Who Is The Clean Trust?
Much is made about choosing a restoration provider that has been certified by an industry authority, and most often the recommended authority is The Clean Trust. Most folks don’t know who this is, however, so perhaps the name bears some explanation.
Originally founded in 1972, the Clean Trust was initially known as the Institute For Inspection, Cleaning, and Restoration Certification, with the tongue tying moniker abbreviated to IICRC. It was designed to be standard setting organization for the restoration industry, which has largely been unregulated. The IICRC eventually grew nationwide, offering training, education, and certification for all aspects of the restoration industry. Currently, they represent more than 5700 firms and 54,000 technicians.
There are no actual schools, but rather licensed instructors in given areas that provide the necessary training, as well as individual education institutions that are licensed to provide certification. These schools and instructors must meet the criteria set forth by the organization. The Clean Trust also serves as a referral source for certified firms and inspectors.
In the fall of 2011, the decision was made to simplify the name to The Clean Trust, with a corresponding ad campaign rolling out to make folks aware of the change.
“The Clean Trust lets people know exactly what we do, in a business-like, technical, professional way. We train. We set the standards. We certify. We vouch for a technician’s ability and professionalism and thereby ease our customer’s worries and concerns,” said Paul Pearce, The Clean Trust Chairman “Although the acronym of the IICRC also had a meaning; it wasn’t as direct and easy to understand.”

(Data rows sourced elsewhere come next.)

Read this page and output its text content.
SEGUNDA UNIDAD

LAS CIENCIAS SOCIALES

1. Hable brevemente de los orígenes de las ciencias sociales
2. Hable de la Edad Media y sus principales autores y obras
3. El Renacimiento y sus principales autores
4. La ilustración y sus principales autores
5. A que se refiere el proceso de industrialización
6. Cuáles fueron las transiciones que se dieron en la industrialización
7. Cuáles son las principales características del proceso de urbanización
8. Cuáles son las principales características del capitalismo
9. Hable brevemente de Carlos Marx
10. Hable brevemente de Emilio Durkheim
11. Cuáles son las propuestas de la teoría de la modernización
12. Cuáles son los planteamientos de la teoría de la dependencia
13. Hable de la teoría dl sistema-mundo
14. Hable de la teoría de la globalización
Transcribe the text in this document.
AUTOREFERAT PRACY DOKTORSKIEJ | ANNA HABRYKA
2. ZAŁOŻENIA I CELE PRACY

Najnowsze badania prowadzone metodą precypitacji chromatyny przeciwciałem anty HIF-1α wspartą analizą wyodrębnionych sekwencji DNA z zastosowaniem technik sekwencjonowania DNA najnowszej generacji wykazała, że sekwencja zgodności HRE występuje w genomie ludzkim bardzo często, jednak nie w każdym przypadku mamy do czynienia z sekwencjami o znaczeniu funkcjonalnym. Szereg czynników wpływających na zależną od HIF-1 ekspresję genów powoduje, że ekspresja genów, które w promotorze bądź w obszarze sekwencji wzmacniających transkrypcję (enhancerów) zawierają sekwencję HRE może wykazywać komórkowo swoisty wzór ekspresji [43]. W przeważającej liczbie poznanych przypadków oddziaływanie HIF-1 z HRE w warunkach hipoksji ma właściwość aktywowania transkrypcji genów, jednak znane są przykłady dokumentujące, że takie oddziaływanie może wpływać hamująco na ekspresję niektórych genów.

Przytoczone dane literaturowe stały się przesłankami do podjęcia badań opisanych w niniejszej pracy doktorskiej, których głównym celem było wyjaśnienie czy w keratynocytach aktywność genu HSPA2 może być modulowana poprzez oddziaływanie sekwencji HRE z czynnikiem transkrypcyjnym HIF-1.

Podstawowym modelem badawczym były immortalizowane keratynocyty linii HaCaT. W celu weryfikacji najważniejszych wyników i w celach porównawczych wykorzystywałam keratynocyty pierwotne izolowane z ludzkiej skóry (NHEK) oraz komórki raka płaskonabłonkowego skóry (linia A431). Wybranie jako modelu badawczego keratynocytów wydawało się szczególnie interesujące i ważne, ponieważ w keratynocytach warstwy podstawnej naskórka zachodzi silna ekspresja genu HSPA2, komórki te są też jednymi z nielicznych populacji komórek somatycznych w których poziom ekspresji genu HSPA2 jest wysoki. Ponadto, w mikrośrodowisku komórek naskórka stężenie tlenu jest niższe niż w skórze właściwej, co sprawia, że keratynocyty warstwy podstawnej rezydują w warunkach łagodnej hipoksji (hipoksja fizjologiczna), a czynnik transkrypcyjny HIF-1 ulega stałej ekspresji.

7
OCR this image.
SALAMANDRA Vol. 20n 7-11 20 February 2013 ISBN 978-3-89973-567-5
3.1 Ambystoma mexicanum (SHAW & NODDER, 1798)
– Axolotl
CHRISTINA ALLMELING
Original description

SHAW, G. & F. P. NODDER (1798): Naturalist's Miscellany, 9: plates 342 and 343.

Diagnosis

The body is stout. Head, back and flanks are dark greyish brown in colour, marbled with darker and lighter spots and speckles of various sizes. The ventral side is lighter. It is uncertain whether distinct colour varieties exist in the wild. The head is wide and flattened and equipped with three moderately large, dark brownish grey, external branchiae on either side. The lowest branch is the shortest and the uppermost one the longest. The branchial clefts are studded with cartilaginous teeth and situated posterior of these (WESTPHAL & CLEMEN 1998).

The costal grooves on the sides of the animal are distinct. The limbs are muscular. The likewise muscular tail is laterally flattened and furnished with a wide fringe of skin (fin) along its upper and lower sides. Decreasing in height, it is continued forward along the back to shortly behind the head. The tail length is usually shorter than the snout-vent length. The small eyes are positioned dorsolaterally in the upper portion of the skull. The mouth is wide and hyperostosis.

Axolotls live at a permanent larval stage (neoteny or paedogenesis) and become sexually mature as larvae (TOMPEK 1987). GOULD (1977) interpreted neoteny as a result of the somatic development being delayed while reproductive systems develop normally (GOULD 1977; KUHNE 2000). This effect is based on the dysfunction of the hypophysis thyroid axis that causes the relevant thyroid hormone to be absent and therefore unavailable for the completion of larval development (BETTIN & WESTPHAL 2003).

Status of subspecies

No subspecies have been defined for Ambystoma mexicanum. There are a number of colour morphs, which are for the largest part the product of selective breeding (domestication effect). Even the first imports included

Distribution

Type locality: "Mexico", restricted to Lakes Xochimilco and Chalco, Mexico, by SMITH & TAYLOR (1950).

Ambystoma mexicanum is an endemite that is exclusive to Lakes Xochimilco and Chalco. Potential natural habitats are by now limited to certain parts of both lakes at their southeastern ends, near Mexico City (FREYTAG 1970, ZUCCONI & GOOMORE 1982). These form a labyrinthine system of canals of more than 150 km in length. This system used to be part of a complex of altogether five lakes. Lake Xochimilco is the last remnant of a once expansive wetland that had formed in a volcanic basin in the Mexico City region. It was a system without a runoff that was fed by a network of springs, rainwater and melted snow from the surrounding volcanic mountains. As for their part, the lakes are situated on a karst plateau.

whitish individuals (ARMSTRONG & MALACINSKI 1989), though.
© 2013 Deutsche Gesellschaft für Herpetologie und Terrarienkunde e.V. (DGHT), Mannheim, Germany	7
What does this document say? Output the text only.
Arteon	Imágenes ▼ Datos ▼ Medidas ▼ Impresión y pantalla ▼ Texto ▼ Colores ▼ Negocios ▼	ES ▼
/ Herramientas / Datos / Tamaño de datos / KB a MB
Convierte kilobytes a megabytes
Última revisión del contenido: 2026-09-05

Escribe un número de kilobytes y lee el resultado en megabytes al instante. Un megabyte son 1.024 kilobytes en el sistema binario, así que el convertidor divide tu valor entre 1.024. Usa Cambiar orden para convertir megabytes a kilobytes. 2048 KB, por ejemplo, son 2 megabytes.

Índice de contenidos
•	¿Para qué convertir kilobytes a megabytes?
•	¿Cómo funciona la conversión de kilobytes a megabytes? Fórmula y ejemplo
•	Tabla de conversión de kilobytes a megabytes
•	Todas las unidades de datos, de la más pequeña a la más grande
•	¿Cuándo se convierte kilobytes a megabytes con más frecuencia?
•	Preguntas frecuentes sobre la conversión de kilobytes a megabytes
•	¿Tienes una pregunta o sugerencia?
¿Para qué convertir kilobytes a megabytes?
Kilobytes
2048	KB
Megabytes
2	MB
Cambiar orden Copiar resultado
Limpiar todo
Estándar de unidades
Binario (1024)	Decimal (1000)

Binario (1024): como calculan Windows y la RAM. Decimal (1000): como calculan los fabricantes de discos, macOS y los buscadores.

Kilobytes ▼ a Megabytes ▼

The mission hasn’t changed; The Clean Trust will continue as an ANSI Standard Development Organization (SDO) and pursue the standard development for the restoration industry, providing up to date education and training for its members.
For more than four decades, the Clean Trust has earned the reputation among the water restoration industry and community for reliability and trust, providing a measure of accountability for restoration providers, and an authority figure for homeowners to look to for guidance during what is usually a very trying time in their lives.